International law and war crimes expert Cherif Bassiouni said it’s difficult to compare tyrannical regimes and that it’s not just a question of total people killed but also the impact those killings have on a country.

“Every conflict is sui generis, every conflict has its own characteristics, has its own impact. And to try and quantify numbers in a given conflict and try to compare it to another is just totally impossible,” he said.

But Henri Barkey, professor of international relations at Lehigh University in Bethlehem, Penn., agreed with Kaplan, noting a distinction can be made between Saddam and Assad.

“The interesting thing in terms of comparison is that Saddam’s system of brutality was one he instituted from the moment he came to power that was incessant, that was continuous. He ratcheted up when necessary but it was constant,” Barkey said.

‘Derived pleasure from killing’

“Assad, as much as he’s a hoodlum, he’s a two-bit dictator, did not engage in the kind of massive continuous stuff that Saddam has done. Saddam would kill just for the fun and pleasure of killing. He derived pleasure from the killing.”

Assad’s current behaviour, while horrible, is one of someone who is fighting for their life, Barkey said.  But in the case of Saddam, the whole system from the beginning was based on continuous violence against everybody — real and imagined enemies he said.
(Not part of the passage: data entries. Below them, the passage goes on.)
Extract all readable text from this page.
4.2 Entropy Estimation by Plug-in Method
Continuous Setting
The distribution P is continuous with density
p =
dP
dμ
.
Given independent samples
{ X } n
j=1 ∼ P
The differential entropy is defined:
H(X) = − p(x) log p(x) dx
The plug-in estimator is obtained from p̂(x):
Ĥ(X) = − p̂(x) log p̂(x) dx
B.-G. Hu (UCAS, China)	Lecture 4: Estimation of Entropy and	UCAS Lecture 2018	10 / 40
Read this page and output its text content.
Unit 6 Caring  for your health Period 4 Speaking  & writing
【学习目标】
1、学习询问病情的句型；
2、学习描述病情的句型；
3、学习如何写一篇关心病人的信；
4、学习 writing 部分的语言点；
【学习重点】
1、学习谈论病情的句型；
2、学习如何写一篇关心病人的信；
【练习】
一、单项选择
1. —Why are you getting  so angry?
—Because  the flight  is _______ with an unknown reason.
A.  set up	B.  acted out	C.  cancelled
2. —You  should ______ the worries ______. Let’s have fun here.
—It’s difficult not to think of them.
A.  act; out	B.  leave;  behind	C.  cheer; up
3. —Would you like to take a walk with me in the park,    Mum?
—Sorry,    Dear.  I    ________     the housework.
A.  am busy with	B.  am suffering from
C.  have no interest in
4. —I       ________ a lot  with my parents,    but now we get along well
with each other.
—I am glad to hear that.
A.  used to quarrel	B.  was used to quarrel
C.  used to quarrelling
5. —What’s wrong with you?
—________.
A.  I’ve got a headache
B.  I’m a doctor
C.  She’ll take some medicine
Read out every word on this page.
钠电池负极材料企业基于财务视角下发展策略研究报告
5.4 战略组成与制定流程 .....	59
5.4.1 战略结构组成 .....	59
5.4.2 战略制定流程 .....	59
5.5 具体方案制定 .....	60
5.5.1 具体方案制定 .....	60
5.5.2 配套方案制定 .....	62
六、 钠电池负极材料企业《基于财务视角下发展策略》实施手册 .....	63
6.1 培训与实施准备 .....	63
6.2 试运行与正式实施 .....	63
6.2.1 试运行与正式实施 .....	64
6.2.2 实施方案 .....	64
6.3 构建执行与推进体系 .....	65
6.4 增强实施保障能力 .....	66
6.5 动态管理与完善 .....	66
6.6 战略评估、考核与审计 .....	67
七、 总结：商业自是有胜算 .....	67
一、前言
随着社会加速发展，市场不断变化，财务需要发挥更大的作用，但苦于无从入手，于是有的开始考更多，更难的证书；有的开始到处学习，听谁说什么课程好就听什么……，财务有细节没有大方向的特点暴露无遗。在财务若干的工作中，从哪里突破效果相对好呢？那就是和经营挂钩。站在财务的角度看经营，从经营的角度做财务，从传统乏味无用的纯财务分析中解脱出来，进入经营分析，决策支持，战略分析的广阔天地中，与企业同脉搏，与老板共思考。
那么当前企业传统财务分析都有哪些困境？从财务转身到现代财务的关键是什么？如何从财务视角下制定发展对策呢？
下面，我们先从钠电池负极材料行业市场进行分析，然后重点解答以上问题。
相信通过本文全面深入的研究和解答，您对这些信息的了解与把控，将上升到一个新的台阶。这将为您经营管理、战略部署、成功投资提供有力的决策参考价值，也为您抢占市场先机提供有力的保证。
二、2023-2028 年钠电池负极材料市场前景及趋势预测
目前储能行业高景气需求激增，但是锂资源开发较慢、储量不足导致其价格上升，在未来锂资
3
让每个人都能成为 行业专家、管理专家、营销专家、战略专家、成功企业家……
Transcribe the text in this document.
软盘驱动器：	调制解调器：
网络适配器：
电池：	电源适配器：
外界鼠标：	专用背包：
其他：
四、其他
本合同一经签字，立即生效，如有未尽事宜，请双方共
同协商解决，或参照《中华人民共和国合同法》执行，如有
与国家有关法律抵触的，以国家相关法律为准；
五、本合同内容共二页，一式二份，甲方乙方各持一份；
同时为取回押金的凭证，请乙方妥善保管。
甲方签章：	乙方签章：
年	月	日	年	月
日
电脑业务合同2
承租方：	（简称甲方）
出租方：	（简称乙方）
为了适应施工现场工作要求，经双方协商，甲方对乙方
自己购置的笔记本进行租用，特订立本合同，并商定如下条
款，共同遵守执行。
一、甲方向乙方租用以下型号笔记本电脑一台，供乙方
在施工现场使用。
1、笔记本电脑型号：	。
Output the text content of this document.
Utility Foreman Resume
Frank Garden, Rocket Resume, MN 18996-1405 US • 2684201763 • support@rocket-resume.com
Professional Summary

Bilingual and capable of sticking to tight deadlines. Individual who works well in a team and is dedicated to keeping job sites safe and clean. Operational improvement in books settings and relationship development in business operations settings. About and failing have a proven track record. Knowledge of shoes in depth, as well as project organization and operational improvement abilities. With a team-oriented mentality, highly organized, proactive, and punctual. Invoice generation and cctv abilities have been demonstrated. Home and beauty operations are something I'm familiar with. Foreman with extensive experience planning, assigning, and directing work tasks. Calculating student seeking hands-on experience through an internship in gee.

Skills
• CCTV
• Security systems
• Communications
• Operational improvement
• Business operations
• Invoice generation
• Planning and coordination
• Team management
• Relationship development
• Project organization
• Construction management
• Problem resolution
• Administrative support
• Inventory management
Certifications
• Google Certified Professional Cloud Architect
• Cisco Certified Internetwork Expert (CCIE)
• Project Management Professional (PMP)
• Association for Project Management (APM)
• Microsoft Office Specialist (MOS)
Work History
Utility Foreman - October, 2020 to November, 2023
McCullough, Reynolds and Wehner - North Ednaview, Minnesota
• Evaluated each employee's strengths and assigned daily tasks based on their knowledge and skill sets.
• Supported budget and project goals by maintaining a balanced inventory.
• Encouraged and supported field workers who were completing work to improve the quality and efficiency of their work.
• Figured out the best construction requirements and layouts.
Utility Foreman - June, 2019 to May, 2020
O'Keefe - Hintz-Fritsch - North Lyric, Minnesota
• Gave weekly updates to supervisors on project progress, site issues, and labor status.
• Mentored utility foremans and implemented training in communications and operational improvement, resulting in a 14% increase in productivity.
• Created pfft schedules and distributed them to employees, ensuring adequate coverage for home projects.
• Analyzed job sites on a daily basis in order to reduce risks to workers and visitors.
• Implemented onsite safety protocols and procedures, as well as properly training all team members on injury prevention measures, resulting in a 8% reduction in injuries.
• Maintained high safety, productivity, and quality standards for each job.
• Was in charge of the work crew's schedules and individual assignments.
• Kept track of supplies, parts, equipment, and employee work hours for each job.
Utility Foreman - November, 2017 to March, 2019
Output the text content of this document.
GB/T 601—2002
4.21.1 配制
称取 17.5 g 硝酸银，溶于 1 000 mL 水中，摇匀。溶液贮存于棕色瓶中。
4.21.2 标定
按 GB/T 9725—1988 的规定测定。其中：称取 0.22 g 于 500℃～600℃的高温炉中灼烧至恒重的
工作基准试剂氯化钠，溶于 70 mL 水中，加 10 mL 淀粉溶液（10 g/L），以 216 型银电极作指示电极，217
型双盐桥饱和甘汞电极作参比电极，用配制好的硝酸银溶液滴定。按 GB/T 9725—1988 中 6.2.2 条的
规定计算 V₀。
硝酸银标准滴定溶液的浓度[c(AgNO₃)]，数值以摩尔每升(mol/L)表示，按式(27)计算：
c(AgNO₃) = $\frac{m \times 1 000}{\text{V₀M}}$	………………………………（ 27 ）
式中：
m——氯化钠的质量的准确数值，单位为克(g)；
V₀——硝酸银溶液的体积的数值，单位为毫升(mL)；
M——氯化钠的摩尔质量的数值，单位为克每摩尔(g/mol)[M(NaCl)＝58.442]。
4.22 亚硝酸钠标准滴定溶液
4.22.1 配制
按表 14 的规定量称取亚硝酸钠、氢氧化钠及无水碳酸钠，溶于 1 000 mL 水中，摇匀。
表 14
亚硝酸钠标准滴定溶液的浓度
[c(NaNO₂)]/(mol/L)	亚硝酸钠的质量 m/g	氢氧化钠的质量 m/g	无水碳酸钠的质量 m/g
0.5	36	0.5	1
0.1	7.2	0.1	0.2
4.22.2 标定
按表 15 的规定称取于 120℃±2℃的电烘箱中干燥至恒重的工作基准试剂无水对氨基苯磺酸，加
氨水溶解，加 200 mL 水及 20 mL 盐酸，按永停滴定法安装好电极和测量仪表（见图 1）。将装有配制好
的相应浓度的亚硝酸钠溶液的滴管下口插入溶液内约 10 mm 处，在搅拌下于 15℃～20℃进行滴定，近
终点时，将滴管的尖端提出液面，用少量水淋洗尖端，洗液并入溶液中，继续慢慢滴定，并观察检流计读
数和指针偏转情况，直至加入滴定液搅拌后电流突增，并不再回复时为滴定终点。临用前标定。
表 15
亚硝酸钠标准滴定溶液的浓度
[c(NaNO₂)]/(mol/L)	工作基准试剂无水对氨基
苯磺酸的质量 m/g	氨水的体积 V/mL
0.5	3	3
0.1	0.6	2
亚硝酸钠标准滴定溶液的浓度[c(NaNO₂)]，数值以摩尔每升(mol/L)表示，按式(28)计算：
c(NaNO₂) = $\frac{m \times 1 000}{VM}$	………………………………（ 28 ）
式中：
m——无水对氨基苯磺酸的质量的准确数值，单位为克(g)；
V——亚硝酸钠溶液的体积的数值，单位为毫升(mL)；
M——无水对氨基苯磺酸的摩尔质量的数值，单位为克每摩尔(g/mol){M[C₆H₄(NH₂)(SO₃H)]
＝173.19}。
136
Barkey said one must also look at the two regimes during peace time and at war. During periods of conflict, both Saddam and Assad were equally brutal, using weapons of mass destruction, and engaging in indiscriminate bombing and shelling. But in non-conflict time, Saddam was far worse than Assad, he said.

Barkey also dismissed Rapp’s comparison of Assad’s regime to the Nazis, saying when the Kurds liberated the police stations and prisons in the north,”they found exactly the same thing — meticulous documentation on anybody who was killed, executed.”

“[Rapp] should know better. The moment you bring this comparison. First of all, you’re cheapening the massive horrors of World War Two. We need to protect that in many respects.

“But factually he’s not right. Saddam and the Khmer Rouge were worse. Even Rwanda, where 800,000 people killed in a matter of weeks, wasn’t there a machinery there too?”